Preparation of pH-responsive PVDF membrane and investigation of the synergistic anti-fouling and self-cleaning mechanism via “hydration layer & steric hindrance” and “acid washing-alkaline washing”

Abstract

In this study, the polyvinylidene fluoride (PVDF) membrane with hydrophilicity and pH-responsiveness was prepared by grafting chitosan (CS). The pH-responsiveness refers to a property of the membrane to undergo controlled and reversible changes in its structure, physical, and chemical properties in response to variations in the environmental pH. For comparison, polyethyleneglycol 400 (PEG400), which is hydrophilic but not pH-responsive, was introduced onto the membrane surface as a control.

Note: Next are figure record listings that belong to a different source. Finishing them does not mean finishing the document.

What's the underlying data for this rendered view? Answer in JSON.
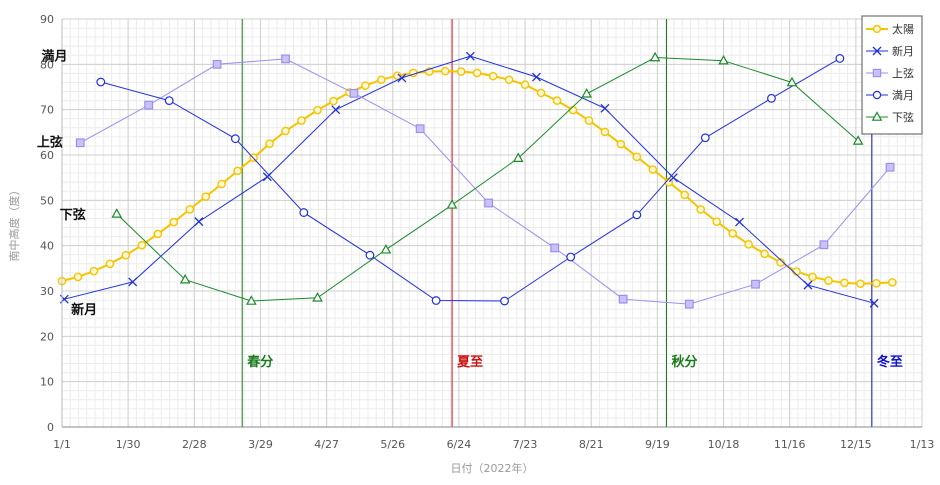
{
  "chart_data": {
    "type": "line",
    "title": "",
    "xlabel": "日付（2022年）",
    "ylabel": "南中高度（度）",
    "ylim": [
      0,
      90
    ],
    "yticks": [
      0,
      10,
      20,
      30,
      40,
      50,
      60,
      70,
      80,
      90
    ],
    "xlim": [
      "2022-01-01",
      "2023-01-13"
    ],
    "xticks": [
      {
        "date": "2022-01-01",
        "label": "1/1"
      },
      {
        "date": "2022-01-30",
        "label": "1/30"
      },
      {
        "date": "2022-02-28",
        "label": "2/28"
      },
      {
        "date": "2022-03-29",
        "label": "3/29"
      },
      {
        "date": "2022-04-27",
        "label": "4/27"
      },
      {
        "date": "2022-05-26",
        "label": "5/26"
      },
      {
        "date": "2022-06-24",
        "label": "6/24"
      },
      {
        "date": "2022-07-23",
        "label": "7/23"
      },
      {
        "date": "2022-08-21",
        "label": "8/21"
      },
      {
        "date": "2022-09-19",
        "label": "9/19"
      },
      {
        "date": "2022-10-18",
        "label": "10/18"
      },
      {
        "date": "2022-11-16",
        "label": "11/16"
      },
      {
        "date": "2022-12-15",
        "label": "12/15"
      },
      {
        "date": "2023-01-13",
        "label": "1/13"
      }
    ],
    "grid": true,
    "legend_position": "top-right",
    "series": [
      {
        "name": "太陽",
        "color": "#f5c400",
        "marker": "circle",
        "points": [
          [
            "2022-01-01",
            32.2
          ],
          [
            "2022-01-08",
            33.1
          ],
          [
            "2022-01-15",
            34.4
          ],
          [
            "2022-01-22",
            36.0
          ],
          [
            "2022-01-29",
            37.9
          ],
          [
            "2022-02-05",
            40.1
          ],
          [
            "2022-02-12",
            42.6
          ],
          [
            "2022-02-19",
            45.2
          ],
          [
            "2022-02-26",
            48.0
          ],
          [
            "2022-03-05",
            50.8
          ],
          [
            "2022-03-12",
            53.6
          ],
          [
            "2022-03-19",
            56.5
          ],
          [
            "2022-03-26",
            59.4
          ],
          [
            "2022-04-02",
            62.5
          ],
          [
            "2022-04-09",
            65.3
          ],
          [
            "2022-04-16",
            67.6
          ],
          [
            "2022-04-23",
            69.9
          ],
          [
            "2022-04-30",
            71.9
          ],
          [
            "2022-05-07",
            73.8
          ],
          [
            "2022-05-14",
            75.3
          ],
          [
            "2022-05-21",
            76.6
          ],
          [
            "2022-05-28",
            77.5
          ],
          [
            "2022-06-04",
            78.1
          ],
          [
            "2022-06-11",
            78.4
          ],
          [
            "2022-06-18",
            78.5
          ],
          [
            "2022-06-25",
            78.4
          ],
          [
            "2022-07-02",
            78.1
          ],
          [
            "2022-07-09",
            77.4
          ],
          [
            "2022-07-16",
            76.6
          ],
          [
            "2022-07-23",
            75.5
          ],
          [
            "2022-07-30",
            73.7
          ],
          [
            "2022-08-06",
            72.0
          ],
          [
            "2022-08-13",
            69.9
          ],
          [
            "2022-08-20",
            67.6
          ],
          [
            "2022-08-27",
            65.1
          ],
          [
            "2022-09-03",
            62.4
          ],
          [
            "2022-09-10",
            59.6
          ],
          [
            "2022-09-17",
            56.8
          ],
          [
            "2022-09-24",
            54.0
          ],
          [
            "2022-10-01",
            51.2
          ],
          [
            "2022-10-08",
            48.0
          ],
          [
            "2022-10-15",
            45.3
          ],
          [
            "2022-10-22",
            42.7
          ],
          [
            "2022-10-29",
            40.3
          ],
          [
            "2022-11-05",
            38.2
          ],
          [
            "2022-11-12",
            36.3
          ],
          [
            "2022-11-19",
            34.3
          ],
          [
            "2022-11-26",
            33.1
          ],
          [
            "2022-12-03",
            32.3
          ],
          [
            "2022-12-10",
            31.8
          ],
          [
            "2022-12-17",
            31.6
          ],
          [
            "2022-12-24",
            31.7
          ],
          [
            "2022-12-31",
            31.9
          ]
        ]
      },
      {
        "name": "新月",
        "color": "#1f2ee0",
        "marker": "x",
        "points": [
          [
            "2022-01-02",
            28.2
          ],
          [
            "2022-02-01",
            32.0
          ],
          [
            "2022-03-02",
            45.3
          ],
          [
            "2022-04-01",
            55.2
          ],
          [
            "2022-05-01",
            70.0
          ],
          [
            "2022-05-30",
            77.0
          ],
          [
            "2022-06-29",
            81.8
          ],
          [
            "2022-07-28",
            77.2
          ],
          [
            "2022-08-27",
            70.3
          ],
          [
            "2022-09-26",
            55.0
          ],
          [
            "2022-10-25",
            45.2
          ],
          [
            "2022-11-24",
            31.3
          ],
          [
            "2022-12-23",
            27.3
          ]
        ]
      },
      {
        "name": "上弦",
        "color": "#9b8ff0",
        "marker": "square",
        "points": [
          [
            "2022-01-09",
            62.7
          ],
          [
            "2022-02-08",
            71.0
          ],
          [
            "2022-03-10",
            80.0
          ],
          [
            "2022-04-09",
            81.2
          ],
          [
            "2022-05-09",
            73.6
          ],
          [
            "2022-06-07",
            65.8
          ],
          [
            "2022-07-07",
            49.4
          ],
          [
            "2022-08-05",
            39.5
          ],
          [
            "2022-09-04",
            28.2
          ],
          [
            "2022-10-03",
            27.1
          ],
          [
            "2022-11-01",
            31.5
          ],
          [
            "2022-12-01",
            40.2
          ],
          [
            "2022-12-30",
            57.3
          ]
        ]
      },
      {
        "name": "満月",
        "color": "#1f2ee0",
        "marker": "circle-open",
        "points": [
          [
            "2022-01-18",
            76.1
          ],
          [
            "2022-02-17",
            72.0
          ],
          [
            "2022-03-18",
            63.6
          ],
          [
            "2022-04-17",
            47.3
          ],
          [
            "2022-05-16",
            37.9
          ],
          [
            "2022-06-14",
            27.9
          ],
          [
            "2022-07-14",
            27.8
          ],
          [
            "2022-08-12",
            37.5
          ],
          [
            "2022-09-10",
            46.8
          ],
          [
            "2022-10-10",
            63.8
          ],
          [
            "2022-11-08",
            72.5
          ],
          [
            "2022-12-08",
            81.3
          ]
        ]
      },
      {
        "name": "下弦",
        "color": "#1a8a2a",
        "marker": "triangle",
        "points": [
          [
            "2022-01-25",
            47.0
          ],
          [
            "2022-02-24",
            32.5
          ],
          [
            "2022-03-25",
            27.8
          ],
          [
            "2022-04-23",
            28.5
          ],
          [
            "2022-05-23",
            39.1
          ],
          [
            "2022-06-21",
            49.0
          ],
          [
            "2022-07-20",
            59.3
          ],
          [
            "2022-08-19",
            73.5
          ],
          [
            "2022-09-18",
            81.5
          ],
          [
            "2022-10-18",
            80.8
          ],
          [
            "2022-11-17",
            76.0
          ],
          [
            "2022-12-16",
            63.1
          ]
        ]
      }
    ],
    "vlines": [
      {
        "label": "春分",
        "date": "2022-03-21",
        "color": "#1a7a1a"
      },
      {
        "label": "夏至",
        "date": "2022-06-21",
        "color": "#cc1010"
      },
      {
        "label": "秋分",
        "date": "2022-09-23",
        "color": "#1a7a1a"
      },
      {
        "label": "冬至",
        "date": "2022-12-22",
        "color": "#1010cc"
      }
    ],
    "annotations": [
      {
        "text": "満月",
        "color": "#111111",
        "at": {
          "date": "2021-12-23",
          "value": 82
        }
      },
      {
        "text": "上弦",
        "color": "#111111",
        "at": {
          "date": "2021-12-21",
          "value": 63
        }
      },
      {
        "text": "下弦",
        "color": "#111111",
        "at": {
          "date": "2021-12-31",
          "value": 47
        }
      },
      {
        "text": "新月",
        "color": "#111111",
        "at": {
          "date": "2022-01-05",
          "value": 26
        }
      }
    ]
  }
}
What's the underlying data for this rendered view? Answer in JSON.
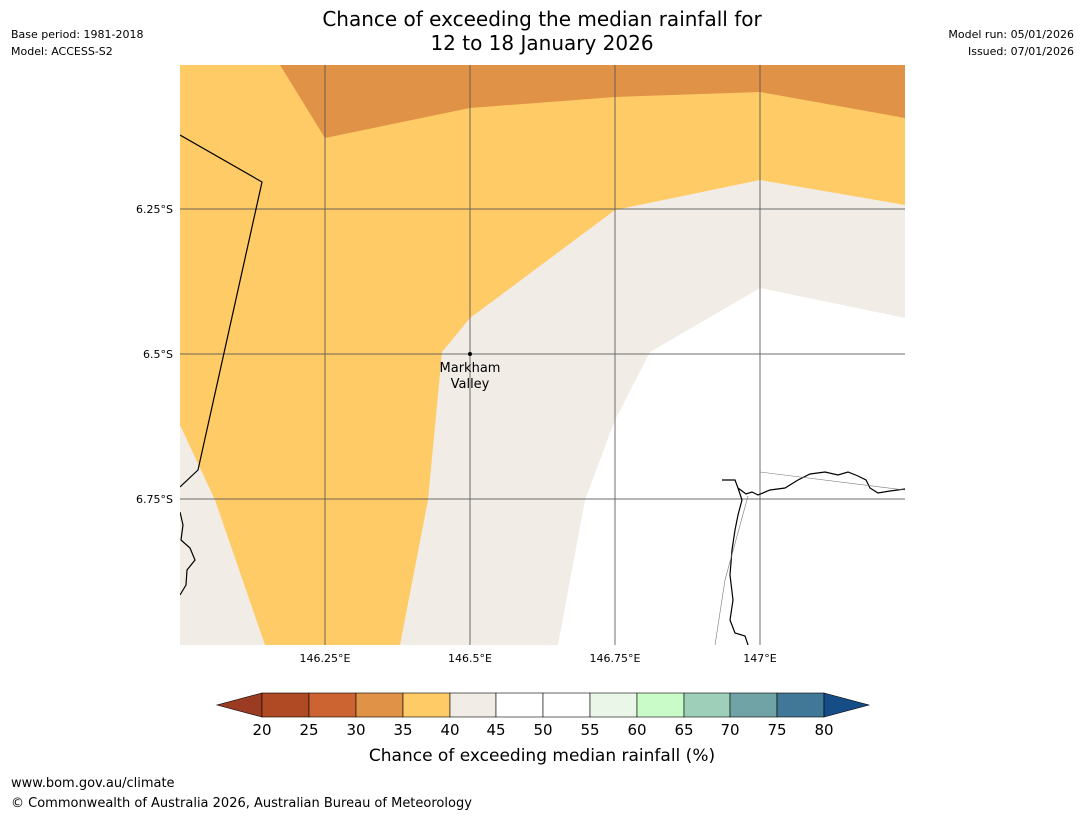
{
  "header": {
    "title_line1": "Chance of exceeding the median rainfall for",
    "title_line2": "12 to 18 January 2026",
    "base_period": "Base period: 1981-2018",
    "model": "Model: ACCESS-S2",
    "model_run": "Model run: 05/01/2026",
    "issued": "Issued: 07/01/2026"
  },
  "map": {
    "lat_labels": [
      "6.25°S",
      "6.5°S",
      "6.75°S"
    ],
    "lon_labels": [
      "146.25°E",
      "146.5°E",
      "146.75°E",
      "147°E"
    ],
    "place": {
      "name_line1": "Markham",
      "name_line2": "Valley"
    }
  },
  "colorbar": {
    "title": "Chance of exceeding median rainfall (%)",
    "ticks": [
      "20",
      "25",
      "30",
      "35",
      "40",
      "45",
      "50",
      "55",
      "60",
      "65",
      "70",
      "75",
      "80"
    ],
    "colors": {
      "below_20": "#9a3b22",
      "c20_25": "#b04a24",
      "c25_30": "#cc6431",
      "c30_35": "#e09246",
      "c35_40": "#fecb66",
      "c40_45": "#f1ece6",
      "c45_50": "#ffffff",
      "c50_55": "#ffffff",
      "c55_60": "#eaf6e8",
      "c60_65": "#c8fbc8",
      "c65_70": "#9ecfb8",
      "c70_75": "#6fa3a5",
      "c75_80": "#417897",
      "above_80": "#174d86"
    }
  },
  "footer": {
    "url": "www.bom.gov.au/climate",
    "copyright": "© Commonwealth of Australia 2026, Australian Bureau of Meteorology"
  }
}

The differences in parameters were compared among the modified membranes, including surface charge, hydration layer properties and anti-fouling performance against calcium sulfate (CaSO₄). The effect of the conformation change in CS on foulant removal was investigated in the pH range of 2–12. The results showed that the thickest hydration layer (205.43 nm) was formed on the surface of G3, which effectively inhibits the adhesion of foulants to the membrane surface. In addition, G3 exhibited superior anti-fouling and self-cleaning performance during the “acid washing (pH = 2)-alkaline washing (pH = 12)” process, as evidenced by the flux recovery rate of 98.95 %, the total flux decline rate of 18.74 % and the irreversible fouling rate of only 1.05 %. Based on differences in CaSO₄ agglomeration behavior and removal efficiency among the membranes, the synergistic mechanism of anti-fouling and self-cleaning based on “hydration layer & steric hindrance” and “acid washing-alkaline washing” was proposed. This study laid the foundation for the preparation of membranes with high anti-fouling performance using CaSO₄ as a model foulant. The proposal of the synergistic mechanism can provide new insights into the efficient removal of foulants.